Ora, le autorità stanno indagando sulla puntualità del soccorso e sul tipo di assistenza fornita al detenuto, per stabilire se ci possano essere state delle mancanze. Anastasia ha denunciato la paura dei detenuti di morire in carcere per diversi motivi. L’indagine della procura avrebbe il compito di chiarire i dubbi sollevati riguardo i soccorsi e assistenza.

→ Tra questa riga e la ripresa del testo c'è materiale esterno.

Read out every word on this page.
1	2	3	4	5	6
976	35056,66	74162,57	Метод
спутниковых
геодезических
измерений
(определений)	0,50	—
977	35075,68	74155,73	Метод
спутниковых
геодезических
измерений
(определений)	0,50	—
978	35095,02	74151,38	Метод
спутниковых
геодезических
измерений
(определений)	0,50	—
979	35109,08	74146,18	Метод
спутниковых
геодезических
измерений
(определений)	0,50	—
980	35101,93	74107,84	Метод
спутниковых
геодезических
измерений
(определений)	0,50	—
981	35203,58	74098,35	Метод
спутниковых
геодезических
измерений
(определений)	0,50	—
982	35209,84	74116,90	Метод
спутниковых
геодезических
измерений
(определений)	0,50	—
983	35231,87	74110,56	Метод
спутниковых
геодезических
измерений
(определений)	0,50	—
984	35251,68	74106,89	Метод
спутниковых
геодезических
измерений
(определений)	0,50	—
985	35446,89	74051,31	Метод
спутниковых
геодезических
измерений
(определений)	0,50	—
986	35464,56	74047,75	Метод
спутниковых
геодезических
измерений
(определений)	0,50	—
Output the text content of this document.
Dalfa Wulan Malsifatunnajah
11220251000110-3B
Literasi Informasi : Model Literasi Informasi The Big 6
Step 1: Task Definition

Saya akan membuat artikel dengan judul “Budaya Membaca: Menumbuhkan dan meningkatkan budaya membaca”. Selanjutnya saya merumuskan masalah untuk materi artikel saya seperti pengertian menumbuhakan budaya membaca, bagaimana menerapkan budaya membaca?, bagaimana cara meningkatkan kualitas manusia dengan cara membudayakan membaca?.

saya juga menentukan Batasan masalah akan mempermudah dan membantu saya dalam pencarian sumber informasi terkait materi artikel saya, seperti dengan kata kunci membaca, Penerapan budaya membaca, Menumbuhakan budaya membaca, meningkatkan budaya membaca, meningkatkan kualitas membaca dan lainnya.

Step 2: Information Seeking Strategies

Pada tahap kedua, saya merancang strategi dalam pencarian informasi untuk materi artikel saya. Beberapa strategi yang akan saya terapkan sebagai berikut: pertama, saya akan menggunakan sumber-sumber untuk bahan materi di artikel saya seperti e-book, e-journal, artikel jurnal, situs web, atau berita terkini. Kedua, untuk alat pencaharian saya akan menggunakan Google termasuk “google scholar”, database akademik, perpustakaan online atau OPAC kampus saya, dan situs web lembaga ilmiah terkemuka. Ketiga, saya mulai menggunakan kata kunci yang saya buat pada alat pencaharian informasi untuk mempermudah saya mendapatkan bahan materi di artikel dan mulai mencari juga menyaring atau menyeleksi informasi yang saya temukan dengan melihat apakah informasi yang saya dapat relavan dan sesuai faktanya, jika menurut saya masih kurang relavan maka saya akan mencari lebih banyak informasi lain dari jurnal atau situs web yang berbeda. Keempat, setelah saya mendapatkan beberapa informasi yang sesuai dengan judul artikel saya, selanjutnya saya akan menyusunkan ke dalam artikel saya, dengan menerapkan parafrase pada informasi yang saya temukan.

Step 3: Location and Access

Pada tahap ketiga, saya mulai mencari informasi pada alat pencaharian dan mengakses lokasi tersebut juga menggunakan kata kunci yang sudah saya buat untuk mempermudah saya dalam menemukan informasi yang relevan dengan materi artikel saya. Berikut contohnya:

Tra le dichiarazioni fatte da Anastasia c’è la necessità di migliorare l’assistenza sanitaria in carcere. Ha inoltre evidenziato la necessità di prendere in considerazione l’incompatibilità tra la detenzione e le gravi malattie che non possono essere adeguatamente curate in carcere. A confermare questa incompatibilità sarebbe la morte del detenuto, che soffriva di diabete e problemi cardiaci.
Dopo l’annuncio della morte del detenuto, gli altri carcerati hanno iniziato a protestare. Secondo le dichiarazioni del Garante, la protesta è stata civile e ha richiamato l’attenzione sulla problematica. È stata proprio a seguito di questa protesta che l’inchiesta della procura è stata avviata.